Teu corpo com amor ou não
Raspas e restos me interessam
Me ame como a um irmão
Mentiras sinceras me interessam
Me interessam
(Maior Abandonado — Barão Vermelho)
Max
— Baterista, para onde você viajou? — A pergunta de Bethany me arrasta de volta da conversa que tive com Hazel no alto dos seus 14 anos.
— Perdão. Me perdi em lembranças por um instante. O que deu errado? Como você deixou o sonho de uma vida no campo e parou dentro do pesadelo de seriado adolescente de maior sucesso da televisão? — Tento focar a atenção novamente na garota, mesmo com a dor no peito sentida naquele dia tendo se reacendido em mim com força.

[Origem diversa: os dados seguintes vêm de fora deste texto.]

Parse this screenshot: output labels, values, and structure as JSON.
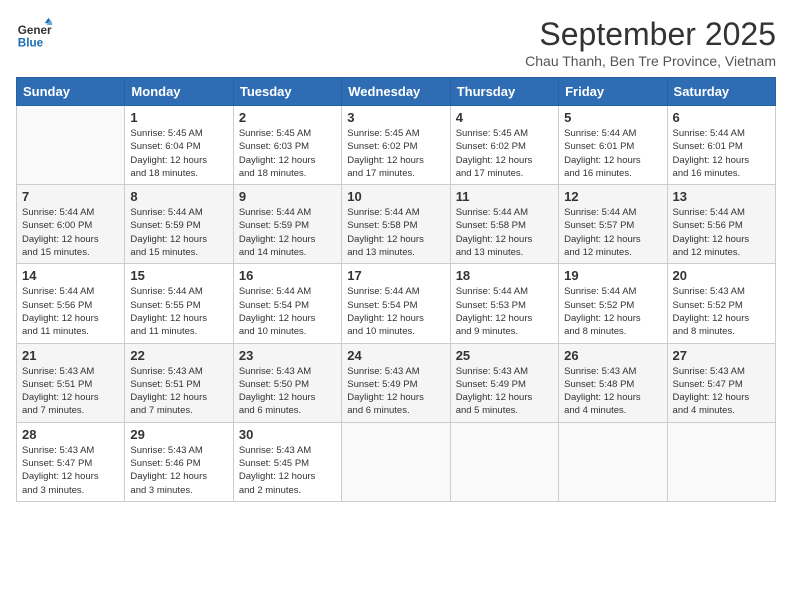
{
  "logo": {
    "general": "General",
    "blue": "Blue"
  },
  "title": "September 2025",
  "location": "Chau Thanh, Ben Tre Province, Vietnam",
  "headers": [
    "Sunday",
    "Monday",
    "Tuesday",
    "Wednesday",
    "Thursday",
    "Friday",
    "Saturday"
  ],
  "weeks": [
    [
      {
        "day": "",
        "info": ""
      },
      {
        "day": "1",
        "info": "Sunrise: 5:45 AM\nSunset: 6:04 PM\nDaylight: 12 hours\nand 18 minutes."
      },
      {
        "day": "2",
        "info": "Sunrise: 5:45 AM\nSunset: 6:03 PM\nDaylight: 12 hours\nand 18 minutes."
      },
      {
        "day": "3",
        "info": "Sunrise: 5:45 AM\nSunset: 6:02 PM\nDaylight: 12 hours\nand 17 minutes."
      },
      {
        "day": "4",
        "info": "Sunrise: 5:45 AM\nSunset: 6:02 PM\nDaylight: 12 hours\nand 17 minutes."
      },
      {
        "day": "5",
        "info": "Sunrise: 5:44 AM\nSunset: 6:01 PM\nDaylight: 12 hours\nand 16 minutes."
      },
      {
        "day": "6",
        "info": "Sunrise: 5:44 AM\nSunset: 6:01 PM\nDaylight: 12 hours\nand 16 minutes."
      }
    ],
    [
      {
        "day": "7",
        "info": "Sunrise: 5:44 AM\nSunset: 6:00 PM\nDaylight: 12 hours\nand 15 minutes."
      },
      {
        "day": "8",
        "info": "Sunrise: 5:44 AM\nSunset: 5:59 PM\nDaylight: 12 hours\nand 15 minutes."
      },
      {
        "day": "9",
        "info": "Sunrise: 5:44 AM\nSunset: 5:59 PM\nDaylight: 12 hours\nand 14 minutes."
      },
      {
        "day": "10",
        "info": "Sunrise: 5:44 AM\nSunset: 5:58 PM\nDaylight: 12 hours\nand 13 minutes."
      },
      {
        "day": "11",
        "info": "Sunrise: 5:44 AM\nSunset: 5:58 PM\nDaylight: 12 hours\nand 13 minutes."
      },
      {
        "day": "12",
        "info": "Sunrise: 5:44 AM\nSunset: 5:57 PM\nDaylight: 12 hours\nand 12 minutes."
      },
      {
        "day": "13",
        "info": "Sunrise: 5:44 AM\nSunset: 5:56 PM\nDaylight: 12 hours\nand 12 minutes."
      }
    ],
    [
      {
        "day": "14",
        "info": "Sunrise: 5:44 AM\nSunset: 5:56 PM\nDaylight: 12 hours\nand 11 minutes."
      },
      {
        "day": "15",
        "info": "Sunrise: 5:44 AM\nSunset: 5:55 PM\nDaylight: 12 hours\nand 11 minutes."
      },
      {
        "day": "16",
        "info": "Sunrise: 5:44 AM\nSunset: 5:54 PM\nDaylight: 12 hours\nand 10 minutes."
      },
      {
        "day": "17",
        "info": "Sunrise: 5:44 AM\nSunset: 5:54 PM\nDaylight: 12 hours\nand 10 minutes."
      },
      {
        "day": "18",
        "info": "Sunrise: 5:44 AM\nSunset: 5:53 PM\nDaylight: 12 hours\nand 9 minutes."
      },
      {
        "day": "19",
        "info": "Sunrise: 5:44 AM\nSunset: 5:52 PM\nDaylight: 12 hours\nand 8 minutes."
      },
      {
        "day": "20",
        "info": "Sunrise: 5:43 AM\nSunset: 5:52 PM\nDaylight: 12 hours\nand 8 minutes."
      }
    ],
    [
      {
        "day": "21",
        "info": "Sunrise: 5:43 AM\nSunset: 5:51 PM\nDaylight: 12 hours\nand 7 minutes."
      },
      {
        "day": "22",
        "info": "Sunrise: 5:43 AM\nSunset: 5:51 PM\nDaylight: 12 hours\nand 7 minutes."
      },
      {
        "day": "23",
        "info": "Sunrise: 5:43 AM\nSunset: 5:50 PM\nDaylight: 12 hours\nand 6 minutes."
      },
      {
        "day": "24",
        "info": "Sunrise: 5:43 AM\nSunset: 5:49 PM\nDaylight: 12 hours\nand 6 minutes."
      },
      {
        "day": "25",
        "info": "Sunrise: 5:43 AM\nSunset: 5:49 PM\nDaylight: 12 hours\nand 5 minutes."
      },
      {
        "day": "26",
        "info": "Sunrise: 5:43 AM\nSunset: 5:48 PM\nDaylight: 12 hours\nand 4 minutes."
      },
      {
        "day": "27",
        "info": "Sunrise: 5:43 AM\nSunset: 5:47 PM\nDaylight: 12 hours\nand 4 minutes."
      }
    ],
    [
      {
        "day": "28",
        "info": "Sunrise: 5:43 AM\nSunset: 5:47 PM\nDaylight: 12 hours\nand 3 minutes."
      },
      {
        "day": "29",
        "info": "Sunrise: 5:43 AM\nSunset: 5:46 PM\nDaylight: 12 hours\nand 3 minutes."
      },
      {
        "day": "30",
        "info": "Sunrise: 5:43 AM\nSunset: 5:45 PM\nDaylight: 12 hours\nand 2 minutes."
      },
      {
        "day": "",
        "info": ""
      },
      {
        "day": "",
        "info": ""
      },
      {
        "day": "",
        "info": ""
      },
      {
        "day": "",
        "info": ""
      }
    ]
  ]
}
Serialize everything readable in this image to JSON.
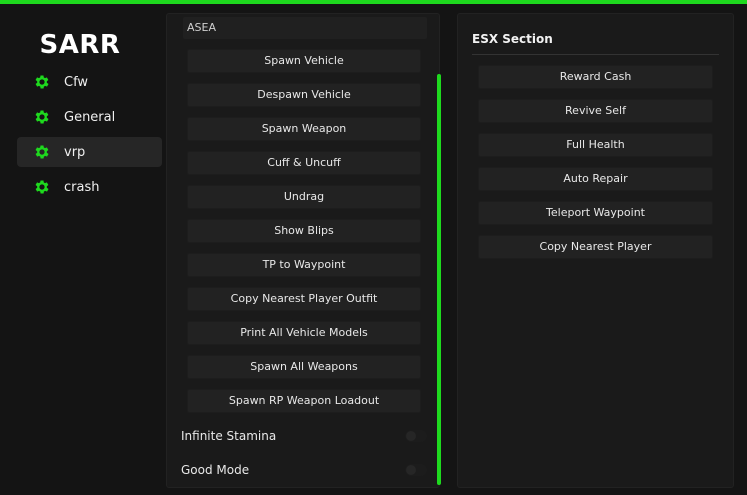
{
  "app": {
    "title": "SARR",
    "accent": "#1ed91e"
  },
  "sidebar": {
    "items": [
      {
        "label": "Cfw",
        "icon": "gear-icon",
        "active": false
      },
      {
        "label": "General",
        "icon": "gear-icon",
        "active": false
      },
      {
        "label": "vrp",
        "icon": "gear-icon",
        "active": true
      },
      {
        "label": "crash",
        "icon": "gear-icon",
        "active": false
      }
    ]
  },
  "main": {
    "section_title": "ASEA",
    "buttons": [
      "Spawn Vehicle",
      "Despawn Vehicle",
      "Spawn Weapon",
      "Cuff & Uncuff",
      "Undrag",
      "Show Blips",
      "TP to Waypoint",
      "Copy Nearest Player Outfit",
      "Print All Vehicle Models",
      "Spawn All Weapons",
      "Spawn RP Weapon Loadout"
    ],
    "toggles": [
      {
        "label": "Infinite Stamina",
        "on": false
      },
      {
        "label": "Good Mode",
        "on": false
      }
    ]
  },
  "esx": {
    "title": "ESX Section",
    "buttons": [
      "Reward Cash",
      "Revive Self",
      "Full Health",
      "Auto Repair",
      "Teleport Waypoint",
      "Copy Nearest Player"
    ]
  }
}
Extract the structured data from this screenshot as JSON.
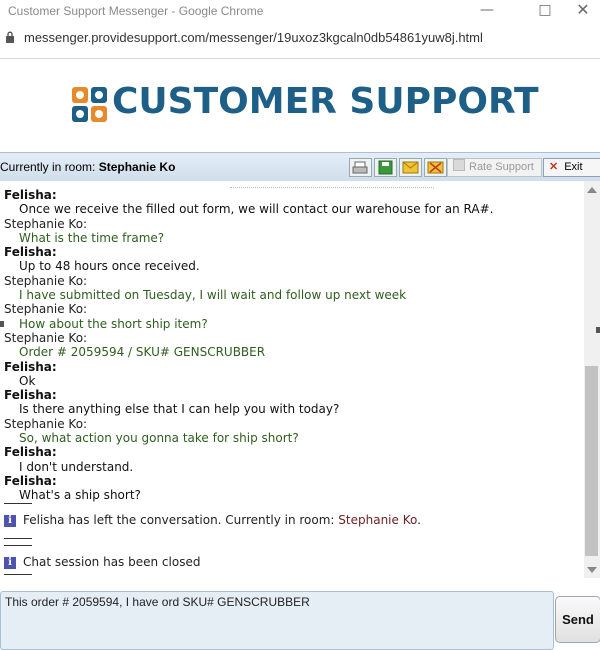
{
  "window": {
    "title": "Customer Support Messenger - Google Chrome",
    "minimize_icon": "minimize-icon",
    "maximize_icon": "maximize-icon",
    "close_icon": "close-icon"
  },
  "address": {
    "url": "messenger.providesupport.com/messenger/19uxoz3kgcaln0db54861yuw8j.html",
    "lock_icon": "lock-icon"
  },
  "header": {
    "logo_text": "CUSTOMER SUPPORT",
    "brand_color": "#1d5f86",
    "logo_icon": "support-logo-icon"
  },
  "roombar": {
    "label": "Currently in room:",
    "room_name": "Stephanie Ko",
    "rate_label": "Rate Support",
    "exit_label": "Exit",
    "tools": [
      "print-icon",
      "save-icon",
      "email-icon",
      "sound-icon"
    ]
  },
  "chat": {
    "messages": [
      {
        "sender": "Felisha:",
        "text": "Once we receive the filled out form, we will contact our warehouse for an RA#.",
        "role": "agent"
      },
      {
        "sender": "Stephanie Ko:",
        "text": "What is the time frame?",
        "role": "user"
      },
      {
        "sender": "Felisha:",
        "text": "Up to 48 hours once received.",
        "role": "agent"
      },
      {
        "sender": "Stephanie Ko:",
        "text": "I have submitted on Tuesday, I will wait and follow up next week",
        "role": "user"
      },
      {
        "sender": "Stephanie Ko:",
        "text": "How about the short ship item?",
        "role": "user"
      },
      {
        "sender": "Stephanie Ko:",
        "text": "Order # 2059594 / SKU# GENSCRUBBER",
        "role": "user"
      },
      {
        "sender": "Felisha:",
        "text": "Ok",
        "role": "agent"
      },
      {
        "sender": "Felisha:",
        "text": "Is there anything else that I can help you with today?",
        "role": "agent"
      },
      {
        "sender": "Stephanie Ko:",
        "text": "So, what action you gonna take for ship short?",
        "role": "user"
      },
      {
        "sender": "Felisha:",
        "text": "I don't understand.",
        "role": "agent"
      },
      {
        "sender": "Felisha:",
        "text": "What's a ship short?",
        "role": "agent"
      }
    ],
    "system1": {
      "pre": "Felisha",
      "mid": " has left the conversation. Currently in room: ",
      "room": "Stephanie Ko",
      "post": "."
    },
    "system2": {
      "text": "Chat session has been closed"
    },
    "info_icon": "info-icon"
  },
  "composer": {
    "value": "This order  # 2059594, I have ord SKU# GENSCRUBBER",
    "send_label": "Send"
  }
}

— Os sonhos que a minha mãe tinha para mim não estavam de acordo com os meus. Ela engravidou muito jovem, teve que se casar com o meu pai por imposição da família e, por mais que se dessem bem, nunca quis aquela vida. Acabou projetando no meu futuro os seus desejos de aventura, paixão e estrelato. Me carregava para todos os concursos de miss mirim e shows de talentos que conseguia. E, para o meu azar, eu levava jeito. Ganhei a maioria. Ela ficava tão, mas tão feliz com aquilo, que eu simplesmente não conseguia dizer a ela que não queria. Me matriculou em aulas de teatro, que eu até gostava, mas como brincadeira, não como profissão. Quando eu tinha 17 anos, me inscreveu num teste para TV. E, desde lá, aqui estou eu.
— Você está nisso desde os 17?
— Sim, dez longas temporadas. A 11.ª foi renovada. Passaremos Friends.
— Caraca! Como você...
— Como aguento me manter há tanto tempo dentro de um seriadinho infanto-juvenil clichê e superficial? — Ela me dá o mesmo sorrisinho amarelo que abriu quando lhe fiz aquela crítica disfarçada de elogio ao chegar, e agora já nem tento disfarçar a minha opinião sincera sobre o assunto.
— É. — Só concordo.
— Complicado. — Ela recosta a cabeça no encosto do sofá, bebe um gole daquele suco de laranja que já deve estar para lá de quente, respira fundo e me olha com interesse. Pela primeira vez desde que cheguei aqui, escaneia o meu corpo, e, de repente, me sinto... incomodado. — Digamos que lá para o meio da segunda temporada, já maior de idade, eu estava decidida a jogar a real com a minha mãe e dizer que não aceitaria renovar o contrato para a terceira. Queria voltar para casa. Sentia muita falta da fazenda, do meu pai, dos meus amigos de infância. Mas, como eu disse, parece que isto é tudo que a vida não quer me dar. Três semanas antes da data que escolhi para a tal conversa sincera, meu pai teve um infarto e faleceu. A partir daí, foi uma cascata de problemas. Descobrimos que ele havia feito empréstimos altíssimos para expansão dos negócios, mas os lucros não foram conforme projetados, e as dívidas estavam enormes. Ele devia para bancos e agiotas. Mesmo que vendêssemos tudo que tínhamos, não seria o suficiente para cobrir o rombo. E eu não queria me desfazer da fazenda, seria como desistir dele e da vida que eu sonhava. Enfim, já não era uma questão de escolha. Eu precisava trabalhar, e mais, precisava que desse certo. Então tomei a profissão para mim com seriedade e, desde então, dou o meu melhor.
— E deu certo, você estourou. Deve ter um bom patrimônio. Já poderia ter parado, não?
— Sim, poderia. Mas agora virou uma questão de orgulho. Eu estudei muito. Sou uma ótima atriz. Modéstia à parte, levo o seriado nas costas. Mas até hoje não recebi um convite descente para um trabalho sério. Por isso me mantenho na série, para não cair no esquecimento enquanto espero. Quero fazer algo que coloque o meu nome na história pela grandiosidade da atuação. Devo isso à garota que abriu mão dos seus sonhos.